Friday, October 27, 2017

the last book I ever read (Petty: The Biography by Warren Zanes, excerpt three)

from Petty: The Biography by Warren Zanes:

“I remember Tom saying, ‘My dad’s gonna kill me,’” recalls Tom Leadon, a neighbor first but finally one of Petty’s closest early musical collaborators. “He’d just gotten his report card. I was like, ‘What did you get?’ He tells me, two Ds and three Fs. I remember thinking, ‘Wow, this could be the dumbest guy I’ve ever met.’ I was fascinated. Of course, I soon found out he wasn’t dumb at all. But he sure didn’t do much to connect at school.”

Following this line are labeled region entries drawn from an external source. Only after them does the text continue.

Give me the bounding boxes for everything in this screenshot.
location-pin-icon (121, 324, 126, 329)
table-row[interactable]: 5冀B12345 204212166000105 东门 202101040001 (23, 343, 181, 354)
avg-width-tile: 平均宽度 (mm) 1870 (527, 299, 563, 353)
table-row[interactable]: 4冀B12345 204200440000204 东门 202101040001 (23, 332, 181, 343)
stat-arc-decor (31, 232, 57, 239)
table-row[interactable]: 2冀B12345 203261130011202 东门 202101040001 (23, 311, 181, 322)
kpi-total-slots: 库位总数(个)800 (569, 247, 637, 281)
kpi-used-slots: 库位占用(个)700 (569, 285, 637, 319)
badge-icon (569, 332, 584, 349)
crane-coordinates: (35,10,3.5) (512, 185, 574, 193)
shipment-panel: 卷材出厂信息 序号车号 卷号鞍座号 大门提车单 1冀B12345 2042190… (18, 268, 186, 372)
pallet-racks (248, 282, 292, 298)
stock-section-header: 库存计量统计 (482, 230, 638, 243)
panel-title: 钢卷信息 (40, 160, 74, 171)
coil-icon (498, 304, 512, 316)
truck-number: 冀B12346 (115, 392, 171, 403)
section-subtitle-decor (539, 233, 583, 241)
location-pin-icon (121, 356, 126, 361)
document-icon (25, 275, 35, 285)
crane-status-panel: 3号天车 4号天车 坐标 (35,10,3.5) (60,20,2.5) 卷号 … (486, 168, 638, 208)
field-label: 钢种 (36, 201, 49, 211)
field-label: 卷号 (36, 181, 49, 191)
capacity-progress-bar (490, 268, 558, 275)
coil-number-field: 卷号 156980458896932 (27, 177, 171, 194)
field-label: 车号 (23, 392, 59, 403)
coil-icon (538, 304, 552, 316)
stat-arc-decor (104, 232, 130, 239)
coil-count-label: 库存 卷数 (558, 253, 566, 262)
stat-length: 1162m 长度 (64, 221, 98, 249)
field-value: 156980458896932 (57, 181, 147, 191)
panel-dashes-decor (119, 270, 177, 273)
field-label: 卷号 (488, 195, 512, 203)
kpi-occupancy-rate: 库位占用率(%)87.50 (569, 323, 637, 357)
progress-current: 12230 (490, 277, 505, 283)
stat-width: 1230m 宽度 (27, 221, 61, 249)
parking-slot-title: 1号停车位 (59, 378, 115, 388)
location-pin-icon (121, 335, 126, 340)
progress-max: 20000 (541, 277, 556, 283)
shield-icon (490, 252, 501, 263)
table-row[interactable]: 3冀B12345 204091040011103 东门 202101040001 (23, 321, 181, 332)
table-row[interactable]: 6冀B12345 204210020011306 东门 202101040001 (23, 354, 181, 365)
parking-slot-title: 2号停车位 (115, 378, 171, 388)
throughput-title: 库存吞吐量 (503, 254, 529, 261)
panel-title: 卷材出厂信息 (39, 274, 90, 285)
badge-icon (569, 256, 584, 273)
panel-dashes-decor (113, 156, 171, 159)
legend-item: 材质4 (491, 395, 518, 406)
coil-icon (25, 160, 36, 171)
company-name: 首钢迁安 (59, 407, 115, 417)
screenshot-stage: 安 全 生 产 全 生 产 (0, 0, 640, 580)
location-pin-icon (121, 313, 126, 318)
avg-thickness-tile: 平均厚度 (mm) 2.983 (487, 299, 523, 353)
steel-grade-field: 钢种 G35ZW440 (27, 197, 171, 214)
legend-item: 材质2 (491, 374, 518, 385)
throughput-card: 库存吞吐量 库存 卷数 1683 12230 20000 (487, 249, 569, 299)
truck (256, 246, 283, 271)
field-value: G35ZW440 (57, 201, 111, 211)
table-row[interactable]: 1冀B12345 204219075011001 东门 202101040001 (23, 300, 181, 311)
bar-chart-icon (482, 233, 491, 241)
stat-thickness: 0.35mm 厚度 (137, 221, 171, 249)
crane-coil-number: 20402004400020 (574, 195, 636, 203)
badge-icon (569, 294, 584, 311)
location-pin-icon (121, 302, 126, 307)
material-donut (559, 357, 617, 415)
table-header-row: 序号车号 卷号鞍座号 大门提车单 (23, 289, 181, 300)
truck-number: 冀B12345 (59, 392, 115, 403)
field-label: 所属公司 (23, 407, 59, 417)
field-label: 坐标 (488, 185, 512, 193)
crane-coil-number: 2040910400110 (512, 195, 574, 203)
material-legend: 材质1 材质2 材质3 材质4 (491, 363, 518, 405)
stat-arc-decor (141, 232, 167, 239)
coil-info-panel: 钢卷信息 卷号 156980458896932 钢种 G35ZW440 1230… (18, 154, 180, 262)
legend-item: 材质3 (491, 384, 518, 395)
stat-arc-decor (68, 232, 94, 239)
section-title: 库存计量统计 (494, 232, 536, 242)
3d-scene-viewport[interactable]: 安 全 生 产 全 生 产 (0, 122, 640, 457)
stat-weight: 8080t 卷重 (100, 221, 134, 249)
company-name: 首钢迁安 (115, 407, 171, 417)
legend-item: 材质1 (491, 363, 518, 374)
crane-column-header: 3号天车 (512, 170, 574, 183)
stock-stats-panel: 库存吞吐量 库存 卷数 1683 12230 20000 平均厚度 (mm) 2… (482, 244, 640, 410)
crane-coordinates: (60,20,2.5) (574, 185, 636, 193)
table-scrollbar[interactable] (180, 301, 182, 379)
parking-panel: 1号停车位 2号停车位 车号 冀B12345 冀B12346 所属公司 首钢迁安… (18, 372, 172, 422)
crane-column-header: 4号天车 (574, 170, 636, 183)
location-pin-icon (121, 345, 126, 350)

“Actually, that one was straight Fs, with a D minus in art,” Petty says. “Someone gave me some special ink so I could turn an F into a B, but it ended up eating the paper. Made it even worse. But I thought it was all kind of funny. I probably gave it a shot at school for about a minute. There was a point where I realized—especially in high school—that the men and women teaching me may not be as bright as me, and I couldn’t suffer that. I looked at them and thought, ‘I’m not really sure you know what you’re doing.’ I could excel at anything I had an interest in. Even a vague interest. Like in English. I got good marks, because I didn’t mind reading something. I liked stories. That hooked me. I could get into how words came together, how sentences were built, stories put together. All of that interested me. It was effortless. I used to get these horrible report cards, but there’d be an A in English. My mother would go, ‘Why do you only study for this class?’ But the truth was, I wasn’t studying for any of the classes . . . that just happened.